Each year I choose a book to be the Globalization Book of the Year, i.e., the “Globie”. The prize is strictly honorific and does not come with a check. But I do like to single out books that are particularly insightful about some aspect of globalization. Previous winners are listed at the bottom.
This year’s choice is Crashed: How a Decade of Financial Crises Changed the World by Adam Tooze of Yale University. Tooze, an historian, traces the events leading up to the crisis and the subsequent ten years. He points out in the introduction that this account is different from one he may have written several years ago. At that time Barak Obama had won re-election in 2012 on the basis of a slow but steady recovery in the U.S. Europe was further behind, but the emerging markets were growing rapidly, due to the demand for their commodities from a steadily-growing China as well as capital inflows searching for higher returns than those available in the advanced economies.
But the economic recovery has brought new challenges, which have swept aside established politicians and parties. Obama was succeeded by Donald Trump, who promised to restore America to some form of past greatness. His policy agenda includes trade disputes with a broad range of countries, and he is particularly eager to impose trade tariffs on China. The current meltdown in stock prices follows a rise in interest rates normal at this stage of the business cycle but also is based on fears of the consequences of the trade measures.
Europe has its own discontents. In the United Kingdom, voters have approved leaving the European Union. The European Commission has expressed its disapproval of the Italian government’s fiscal plans. Several east European governments have voiced opposition to the governance norms of the West European nations. Angela Merkel’s decision to step down as head of her party leaves Europe without its most respected leader.
Angela Merkel risked everything when she approved unbridled immigration into Germany in 2015.
The recent election in Hesse sealed her fate. She could announce her retirement or be thrown out in some future election. (Or be thrown out by her own party.)
In fact all the discord mentioned in your paragraph which begins with “Europe has its own discontents” came after the unbridled immigration into Europe. (And long after the economic upheaval of 2008.)
This is an old lesson being relearned. Elected politicians can not lead the electorate to a place where they do not want to go! At some point the electorate realizes that their interests are only secondary to the politicians.
And your comments on the economy seem to indicate that you believe that the problems in 2008 were all about the banks and “LIQUIDITY”. Save the banks and all would be well. The banks were saved and the rest of the economy was secondary.
President Trump was elected in 2016 because he campaigned against the entry of illegal immigrants and against the free trade treaties.

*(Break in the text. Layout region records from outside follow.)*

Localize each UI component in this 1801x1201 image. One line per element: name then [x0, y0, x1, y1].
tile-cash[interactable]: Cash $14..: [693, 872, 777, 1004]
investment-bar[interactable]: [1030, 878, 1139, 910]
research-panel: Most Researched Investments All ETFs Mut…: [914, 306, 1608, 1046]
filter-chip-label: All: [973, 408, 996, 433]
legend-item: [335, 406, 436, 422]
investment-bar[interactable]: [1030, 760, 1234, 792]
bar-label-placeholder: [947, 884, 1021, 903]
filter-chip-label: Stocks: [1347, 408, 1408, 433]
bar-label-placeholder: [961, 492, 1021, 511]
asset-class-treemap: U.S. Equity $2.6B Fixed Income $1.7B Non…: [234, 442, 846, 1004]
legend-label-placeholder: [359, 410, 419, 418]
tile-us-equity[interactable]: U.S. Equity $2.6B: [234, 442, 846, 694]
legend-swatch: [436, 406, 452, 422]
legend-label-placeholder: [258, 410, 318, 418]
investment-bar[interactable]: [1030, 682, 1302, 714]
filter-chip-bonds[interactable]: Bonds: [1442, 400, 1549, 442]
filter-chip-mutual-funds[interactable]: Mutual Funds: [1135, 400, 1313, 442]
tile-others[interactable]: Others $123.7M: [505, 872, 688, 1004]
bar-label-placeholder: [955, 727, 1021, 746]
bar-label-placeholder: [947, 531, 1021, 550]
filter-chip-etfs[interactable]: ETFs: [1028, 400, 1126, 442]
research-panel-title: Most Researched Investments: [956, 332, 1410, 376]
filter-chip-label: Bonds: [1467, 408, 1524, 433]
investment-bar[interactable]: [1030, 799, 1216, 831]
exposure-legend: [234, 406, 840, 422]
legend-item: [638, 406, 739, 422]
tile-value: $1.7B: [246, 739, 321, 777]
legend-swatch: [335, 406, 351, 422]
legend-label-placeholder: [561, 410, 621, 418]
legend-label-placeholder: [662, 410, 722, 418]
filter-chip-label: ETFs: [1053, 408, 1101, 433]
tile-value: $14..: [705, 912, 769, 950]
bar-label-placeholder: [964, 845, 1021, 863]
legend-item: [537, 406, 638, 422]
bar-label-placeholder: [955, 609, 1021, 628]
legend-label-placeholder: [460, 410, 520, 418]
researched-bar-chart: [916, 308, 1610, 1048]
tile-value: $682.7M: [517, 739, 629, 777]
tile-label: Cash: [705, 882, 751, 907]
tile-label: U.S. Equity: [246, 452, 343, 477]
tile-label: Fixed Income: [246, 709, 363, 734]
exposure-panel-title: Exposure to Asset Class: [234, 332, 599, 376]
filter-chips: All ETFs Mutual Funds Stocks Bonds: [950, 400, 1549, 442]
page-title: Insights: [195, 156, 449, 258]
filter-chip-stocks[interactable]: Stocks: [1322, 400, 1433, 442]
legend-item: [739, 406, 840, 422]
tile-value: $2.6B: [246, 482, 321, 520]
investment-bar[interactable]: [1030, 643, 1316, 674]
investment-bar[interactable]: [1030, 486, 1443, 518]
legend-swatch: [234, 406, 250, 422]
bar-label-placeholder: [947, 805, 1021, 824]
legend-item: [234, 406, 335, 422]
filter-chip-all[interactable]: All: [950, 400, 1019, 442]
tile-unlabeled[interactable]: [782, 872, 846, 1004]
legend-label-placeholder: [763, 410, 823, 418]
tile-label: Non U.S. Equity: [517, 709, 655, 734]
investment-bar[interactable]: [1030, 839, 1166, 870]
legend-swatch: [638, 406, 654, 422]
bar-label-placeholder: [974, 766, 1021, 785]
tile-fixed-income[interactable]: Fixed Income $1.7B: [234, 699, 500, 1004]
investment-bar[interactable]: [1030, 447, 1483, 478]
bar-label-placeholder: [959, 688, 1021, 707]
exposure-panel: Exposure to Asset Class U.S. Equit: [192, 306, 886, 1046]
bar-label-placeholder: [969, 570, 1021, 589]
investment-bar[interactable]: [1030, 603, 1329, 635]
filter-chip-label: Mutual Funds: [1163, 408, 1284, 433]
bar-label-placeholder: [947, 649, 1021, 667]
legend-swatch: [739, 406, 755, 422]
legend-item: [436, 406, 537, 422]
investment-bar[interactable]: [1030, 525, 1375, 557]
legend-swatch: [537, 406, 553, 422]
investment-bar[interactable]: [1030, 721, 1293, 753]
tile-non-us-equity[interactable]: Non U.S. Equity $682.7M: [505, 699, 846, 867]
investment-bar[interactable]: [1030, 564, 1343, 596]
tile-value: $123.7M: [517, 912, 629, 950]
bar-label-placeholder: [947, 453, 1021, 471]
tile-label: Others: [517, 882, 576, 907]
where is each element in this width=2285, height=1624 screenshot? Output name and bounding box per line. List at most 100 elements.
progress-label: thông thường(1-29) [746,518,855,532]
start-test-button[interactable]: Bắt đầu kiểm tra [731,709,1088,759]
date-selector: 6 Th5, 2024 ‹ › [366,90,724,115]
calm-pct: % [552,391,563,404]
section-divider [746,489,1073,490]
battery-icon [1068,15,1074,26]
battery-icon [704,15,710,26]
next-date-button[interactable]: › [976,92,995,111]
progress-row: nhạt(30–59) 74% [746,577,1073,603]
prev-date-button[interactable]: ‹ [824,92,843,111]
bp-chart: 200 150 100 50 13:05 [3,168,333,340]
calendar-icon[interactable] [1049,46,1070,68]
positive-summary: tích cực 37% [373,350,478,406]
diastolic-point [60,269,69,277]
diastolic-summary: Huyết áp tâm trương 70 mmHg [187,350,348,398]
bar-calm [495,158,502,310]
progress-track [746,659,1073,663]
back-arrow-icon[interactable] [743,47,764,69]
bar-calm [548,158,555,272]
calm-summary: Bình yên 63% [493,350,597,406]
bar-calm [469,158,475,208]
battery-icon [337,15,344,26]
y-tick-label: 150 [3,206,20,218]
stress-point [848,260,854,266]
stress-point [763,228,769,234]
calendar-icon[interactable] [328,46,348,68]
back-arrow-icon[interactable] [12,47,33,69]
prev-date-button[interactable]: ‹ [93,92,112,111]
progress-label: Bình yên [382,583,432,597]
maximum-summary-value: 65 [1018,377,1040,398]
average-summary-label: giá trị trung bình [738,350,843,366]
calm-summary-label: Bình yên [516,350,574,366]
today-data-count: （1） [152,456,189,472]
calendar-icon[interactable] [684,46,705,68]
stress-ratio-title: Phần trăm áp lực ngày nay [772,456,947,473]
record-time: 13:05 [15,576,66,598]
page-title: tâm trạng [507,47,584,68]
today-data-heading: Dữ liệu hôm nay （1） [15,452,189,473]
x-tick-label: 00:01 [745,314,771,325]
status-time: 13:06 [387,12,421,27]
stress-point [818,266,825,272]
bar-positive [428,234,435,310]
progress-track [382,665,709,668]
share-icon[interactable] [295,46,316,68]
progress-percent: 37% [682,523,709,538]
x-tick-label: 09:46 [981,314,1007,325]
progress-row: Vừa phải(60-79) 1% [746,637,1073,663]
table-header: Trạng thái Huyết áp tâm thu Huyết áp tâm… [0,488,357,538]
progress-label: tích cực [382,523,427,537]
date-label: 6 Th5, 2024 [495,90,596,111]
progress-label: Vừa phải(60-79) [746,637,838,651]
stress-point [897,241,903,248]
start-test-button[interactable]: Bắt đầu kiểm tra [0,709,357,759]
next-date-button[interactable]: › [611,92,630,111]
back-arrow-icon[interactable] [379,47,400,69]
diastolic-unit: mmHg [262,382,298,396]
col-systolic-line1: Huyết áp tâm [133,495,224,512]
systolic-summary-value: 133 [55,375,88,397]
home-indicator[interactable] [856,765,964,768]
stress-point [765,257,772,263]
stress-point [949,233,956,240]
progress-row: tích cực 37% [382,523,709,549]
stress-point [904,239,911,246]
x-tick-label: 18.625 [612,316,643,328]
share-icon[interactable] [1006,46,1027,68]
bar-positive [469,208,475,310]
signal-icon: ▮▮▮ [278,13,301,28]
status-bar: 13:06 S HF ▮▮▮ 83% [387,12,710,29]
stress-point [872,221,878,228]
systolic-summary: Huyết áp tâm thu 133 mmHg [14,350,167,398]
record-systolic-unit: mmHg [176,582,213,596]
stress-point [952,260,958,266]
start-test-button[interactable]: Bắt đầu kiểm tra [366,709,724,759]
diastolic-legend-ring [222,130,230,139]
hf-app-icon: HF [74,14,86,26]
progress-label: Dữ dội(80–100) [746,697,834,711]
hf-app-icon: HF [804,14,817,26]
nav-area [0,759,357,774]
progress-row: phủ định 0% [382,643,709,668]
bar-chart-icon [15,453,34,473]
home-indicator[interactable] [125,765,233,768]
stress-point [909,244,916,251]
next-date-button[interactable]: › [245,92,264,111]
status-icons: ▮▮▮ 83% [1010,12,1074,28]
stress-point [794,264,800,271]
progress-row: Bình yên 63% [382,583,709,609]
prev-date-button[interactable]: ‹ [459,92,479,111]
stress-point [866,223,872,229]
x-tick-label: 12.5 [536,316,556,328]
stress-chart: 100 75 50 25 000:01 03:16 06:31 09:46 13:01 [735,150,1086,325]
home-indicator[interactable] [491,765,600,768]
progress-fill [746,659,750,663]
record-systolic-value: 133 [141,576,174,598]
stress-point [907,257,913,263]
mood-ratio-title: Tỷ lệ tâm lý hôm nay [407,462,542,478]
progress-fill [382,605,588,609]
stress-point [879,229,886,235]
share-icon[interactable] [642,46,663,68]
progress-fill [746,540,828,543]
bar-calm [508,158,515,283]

Does anyone begin to see a pattern here?
The EU isn’t globalism, the EU is regional and “nationalist” itself. This is a blunder people make.
No Trump was “elected” because of James Comey and Supreme Court voters sticking with him despite his “ways”. You see your mistake?
Oh yeah Jim. How do you like Trumps new “NAFTA”? Looks like the same trade scams to me. Excessive debt vehicles. So much for Trump not liking trade…………more like how Trump makes his share.
China tariffs? They have support in China for them. I wonder what part of the “machine” in China would enjoy those tariffs?
A nice feature of the book is the way each chapter (typically ~25 pages) is written in such a way that issues are compartmentalized. So if you want to review specific chains in the narrative, you don’t have to reread the entire 600+ pages. Each chapter covers the ground independently while still giving the book a smooth narrative. That’s quite a skill. I highly recommend “Crashed”. I found it much better than Bernanke’s book, or Mervyn King’s “Alchemy”, Stiglitz’s book on “Euro” or even Barry Eichengreen’s “Hall of Mirrors”, which I also liked very much.